Let $g$ be a convex nonegative function, and $p\ge1$. To show: $f(x)=g(x)^p$ is convex.

Let $h(x)=x^p$. Then clearly $f=h \circ g$. Denote $\tilde{h}$ as the extended-value extension of $h$, which assigns the value $\infty(-\infty)$ to points not in the domain of $h$ for $h$ convex(concave). Then S. Boyd's convex optimization book tells us:

$f=h \circ g$ is convex if $h$ is convex, $\tilde{h}$ is nondecreasing, and $g$ is convex.

Here is my question: If we define the domain of $h$ as $\mathbb{R}^+$, then $h$ is convex. However, $\tilde{h}$ is not nondecreasing! (Its $\infty$ for $x<0$). So how can we apply the composition property above to prove the convexity of $g(x)^p$?

Answer 1

Since $g$ is non-negative (and $p\geq1$), consider instead the function $h$ defined on $\mathbb{R}$ by $$\forall x\in\mathbb{R},\ h(x)=\bigl(\max\{0,x\}\bigr)^p$$ With this $h$, we do have: $$\forall x\in\mathbb{R},\ g(x)^p=(h\circ g)(x),$$ $h$ is convex and we have $\widetilde{h}=h$ is non-decreasing.

Answer 2

You can check it directly, let $h:\mathbb{R}_+ \to \mathbb{R}:x \mapsto x^p.$ Since $$h'(x)=px^{p-1}\geq 0 \quad \text{ and } \quad h''(x)=p(p-1)x^{(p-1)(p-2)}\geq 0$$ for every $x \geq 0$, we know that $h$ is non decreasing and convex.

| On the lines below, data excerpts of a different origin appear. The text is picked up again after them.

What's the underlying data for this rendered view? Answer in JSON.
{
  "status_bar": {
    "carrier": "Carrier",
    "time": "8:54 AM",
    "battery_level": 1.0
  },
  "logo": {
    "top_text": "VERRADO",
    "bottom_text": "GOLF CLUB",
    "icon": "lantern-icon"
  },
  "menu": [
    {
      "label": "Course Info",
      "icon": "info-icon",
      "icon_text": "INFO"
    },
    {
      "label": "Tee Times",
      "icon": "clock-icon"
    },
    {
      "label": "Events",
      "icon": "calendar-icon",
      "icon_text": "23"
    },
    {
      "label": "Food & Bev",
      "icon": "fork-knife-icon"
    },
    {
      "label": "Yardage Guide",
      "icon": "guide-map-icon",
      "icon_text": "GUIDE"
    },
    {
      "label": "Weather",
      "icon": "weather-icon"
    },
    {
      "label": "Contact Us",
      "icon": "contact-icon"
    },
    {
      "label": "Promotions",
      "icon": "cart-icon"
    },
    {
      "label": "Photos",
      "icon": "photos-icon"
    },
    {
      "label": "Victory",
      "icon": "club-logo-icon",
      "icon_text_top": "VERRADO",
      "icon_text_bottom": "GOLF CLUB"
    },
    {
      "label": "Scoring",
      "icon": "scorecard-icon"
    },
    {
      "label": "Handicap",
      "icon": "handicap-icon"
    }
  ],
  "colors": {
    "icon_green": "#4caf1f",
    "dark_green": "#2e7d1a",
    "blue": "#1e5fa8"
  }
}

For every $x,y \geq 0$ and $t\in [0,1]$ holds $g(tx+(1-t)y) \leq tg(x)+(1-t)g(y)$ by convexity of $g$. Remember that $g$ is supposed to be nonnegative, so $$g(tx+(1-t)y)^p \leq (tg(x)+(1-t)g(y))^p\leq tg(x)^p+(1-t)g(y)^p$$ where first inequality is due to the fact that $h$ is increasing and the second to the fact that $h$ is convex.

Note: Here we would have $$\tilde{h}= \mathbb{R}_+ \to \mathbb{R}:x \mapsto \left\{\begin{array}{l l}x^p & \text{if } x \geq 0 \\ \infty &\text{else}\end{array}\right. $$ and so $\tilde{h}$ is not nondecreasing because $\tilde{h}(-1)\geq \tilde{h}(0)$.